Here's the one I was thinking of (sorry, I can't type the accents). The reviewer was comparing Famous Potatoes to a recent work of French literature written by somebody who evidently had never dirtied his hands:
En definitive, c'est peut-etre ce qui manque a notre literature: des etres ronds et sales, dont les reves seraient aussi les reves des ecrivains. Des etres capables de s'attendrir, non sur eux-memes (cela, nous n'en manquons pas), mais sur plus pauvre, plus desespere qu'eux.
Rich Amerique qui a encore de pareils vivants. Et des informaticiens-plombiers capables de les observer.
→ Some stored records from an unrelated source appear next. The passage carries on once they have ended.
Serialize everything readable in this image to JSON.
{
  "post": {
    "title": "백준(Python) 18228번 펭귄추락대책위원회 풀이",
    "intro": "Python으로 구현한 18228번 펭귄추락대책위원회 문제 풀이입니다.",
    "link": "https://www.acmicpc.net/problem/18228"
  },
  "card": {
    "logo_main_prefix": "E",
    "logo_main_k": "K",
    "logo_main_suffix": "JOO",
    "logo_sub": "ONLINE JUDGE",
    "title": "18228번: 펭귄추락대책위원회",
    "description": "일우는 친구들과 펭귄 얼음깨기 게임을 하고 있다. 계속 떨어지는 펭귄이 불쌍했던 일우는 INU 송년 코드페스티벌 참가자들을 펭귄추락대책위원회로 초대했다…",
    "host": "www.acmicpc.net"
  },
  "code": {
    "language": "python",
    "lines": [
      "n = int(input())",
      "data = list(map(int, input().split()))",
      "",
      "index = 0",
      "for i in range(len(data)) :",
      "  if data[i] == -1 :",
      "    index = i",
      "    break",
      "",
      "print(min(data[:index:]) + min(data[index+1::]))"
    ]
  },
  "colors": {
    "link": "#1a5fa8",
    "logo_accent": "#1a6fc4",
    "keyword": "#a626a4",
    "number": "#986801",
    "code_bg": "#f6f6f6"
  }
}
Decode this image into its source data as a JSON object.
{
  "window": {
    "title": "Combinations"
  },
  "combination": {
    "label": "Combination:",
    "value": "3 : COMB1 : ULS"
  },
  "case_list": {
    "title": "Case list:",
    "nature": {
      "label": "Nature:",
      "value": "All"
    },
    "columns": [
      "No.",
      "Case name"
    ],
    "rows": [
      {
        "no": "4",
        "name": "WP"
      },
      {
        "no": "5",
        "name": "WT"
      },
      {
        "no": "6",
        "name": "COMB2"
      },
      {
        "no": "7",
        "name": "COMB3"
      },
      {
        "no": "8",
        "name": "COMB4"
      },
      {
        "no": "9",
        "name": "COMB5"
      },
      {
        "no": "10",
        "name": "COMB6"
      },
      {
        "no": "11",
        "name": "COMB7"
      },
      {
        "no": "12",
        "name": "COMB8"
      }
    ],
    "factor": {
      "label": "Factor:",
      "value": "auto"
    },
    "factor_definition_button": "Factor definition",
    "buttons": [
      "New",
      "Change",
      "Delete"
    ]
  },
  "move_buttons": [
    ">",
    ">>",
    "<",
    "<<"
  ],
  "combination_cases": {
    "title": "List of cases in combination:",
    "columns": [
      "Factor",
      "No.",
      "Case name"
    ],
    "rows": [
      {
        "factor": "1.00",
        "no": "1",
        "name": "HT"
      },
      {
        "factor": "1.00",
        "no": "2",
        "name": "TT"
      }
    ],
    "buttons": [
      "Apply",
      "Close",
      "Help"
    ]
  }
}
Pauvre Europe, ou les detenteurs de diplomes universitaires ne deviennent jamais errants, ou il n'y a plus ni plombiers, ni reveurs, ni racines. Et ou les livres ne retentissent que de mea culpa...
-Jean Vigneaux in Pourquoi Pas? March 25, 1982
My French is rusty, and I can't be sure there isn't an element of sarcasm in the text. But I think M. Vigneaux was praising my novel and, oddly, the earthy roots of American literature. Would anybody care to translate? What's your take?